Easy for the average Traveller, maybe not so much for the noble or corporate magnate.

Another might be without a settled residence you don't pay taxes, as a means of subsidizing interstellar trade and personnel. I guess I would make that call based on whether the campaign needs a cash drain or something to upset the players' schemes with or entrepreneurial evasion.
 
I agree completely! If you look at the number of world's within J-1 (or even J-2) within the primary worlds along the mains there is a a lot of opportunity for transferring cargo or messages for J-1 ships even on the spur of the moment consignments. These off main worlds are often more adventurous and lucrative than the major worlds on the mains.

My current campaign is totally based on the party having a Free Trader, and started and will probably end with them in a frontier cluster off the beaten track ( mega corps own industry on some suitable rim worlds in the area serviced by large corp ships, but there is always runoff for enterprising small potatoes traders in those cases. Some planets depending entirely on Free trade). Pretty much the kind of games I wanted; way off far from the cores but still with a lot of trade and some corporation presence.

They have already skimmed a system's giant to save fuel costs of an unnecessary stop to get to a desired planet a couple of jumps away. For my noob to CT players, that was an epic little adventure all in itself, knowing of the risks involved. That one jump lifestyle seems to have a nice flavor all it's own. Not sure I ever want to have Far Trader games. No need to traverse the universe. There's plenty to do wherever the characters are.
 
I think jump factor one ships are underappreciated.

First of all, you're dealing with technological level nine engines, which depending on the design system, are going to be more resilient, easier to maintain, cheaper and/or smaller, and so on.

If you think about it, it usually comes down to how much time you want to use to cover interstellar distances.
 
It's horses for courses.

Jump1 is absolutely fine in some campaigns and absolutely worthless in other campaigns.

Mike Wightman recently wrote about "long night-ish" settings - one empire or another collapsed centuries ago and horizons have shrunk down to a cluster or so. In a TL9/10 campaign like that, a jump1 is perfect.
 
It's horses for courses.

Jump1 is absolutely fine in some campaigns and absolutely worthless in other campaigns.

Mike Wightman recently wrote about "long night-ish" settings - one empire or another collapsed centuries ago and horizons have shrunk down to a cluster or so. In a TL9/10 campaign like that, a jump1 is perfect.
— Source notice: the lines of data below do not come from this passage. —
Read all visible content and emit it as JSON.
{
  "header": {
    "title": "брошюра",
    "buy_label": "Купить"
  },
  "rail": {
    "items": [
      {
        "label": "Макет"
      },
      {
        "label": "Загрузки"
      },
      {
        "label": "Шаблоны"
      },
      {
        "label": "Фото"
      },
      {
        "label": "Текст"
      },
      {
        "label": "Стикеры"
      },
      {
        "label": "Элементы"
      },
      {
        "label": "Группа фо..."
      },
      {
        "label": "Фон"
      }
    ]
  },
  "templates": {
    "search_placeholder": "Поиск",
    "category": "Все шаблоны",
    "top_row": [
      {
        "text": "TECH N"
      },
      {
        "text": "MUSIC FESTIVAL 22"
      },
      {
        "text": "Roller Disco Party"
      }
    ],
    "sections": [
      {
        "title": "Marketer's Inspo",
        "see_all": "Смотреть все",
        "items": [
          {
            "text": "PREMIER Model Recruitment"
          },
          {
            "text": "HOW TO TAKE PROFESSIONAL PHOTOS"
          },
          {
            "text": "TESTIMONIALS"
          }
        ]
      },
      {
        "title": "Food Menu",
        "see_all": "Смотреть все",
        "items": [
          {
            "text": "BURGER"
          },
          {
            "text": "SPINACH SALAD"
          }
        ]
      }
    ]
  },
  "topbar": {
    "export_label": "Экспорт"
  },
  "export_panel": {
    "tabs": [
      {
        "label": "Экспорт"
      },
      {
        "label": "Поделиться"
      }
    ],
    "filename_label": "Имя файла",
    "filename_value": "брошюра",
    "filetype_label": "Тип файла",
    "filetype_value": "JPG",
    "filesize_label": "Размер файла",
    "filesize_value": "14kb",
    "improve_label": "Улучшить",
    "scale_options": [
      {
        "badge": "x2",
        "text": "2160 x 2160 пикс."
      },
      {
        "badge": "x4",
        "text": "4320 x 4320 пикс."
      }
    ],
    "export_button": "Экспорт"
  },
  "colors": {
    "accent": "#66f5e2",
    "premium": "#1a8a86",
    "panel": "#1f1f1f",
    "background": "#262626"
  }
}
In such a campaign, Jump 2 is unobtanium and/or research project. My last major traveller campaign was one such game. (And yes, they did succeed in making a J2 drive.)
 
In such a campaign, Jump 2 is unobtanium and/or research project. My last major traveller campaign was one such game. (And yes, they did succeed in making a J2 drive.)


Exactly. In such a campaign, jump1 was fine.

In a trade/economics focused campaign in the Classic Era Marches, jump1 is less useful.

Different campaigns, different needs. Horses for courses.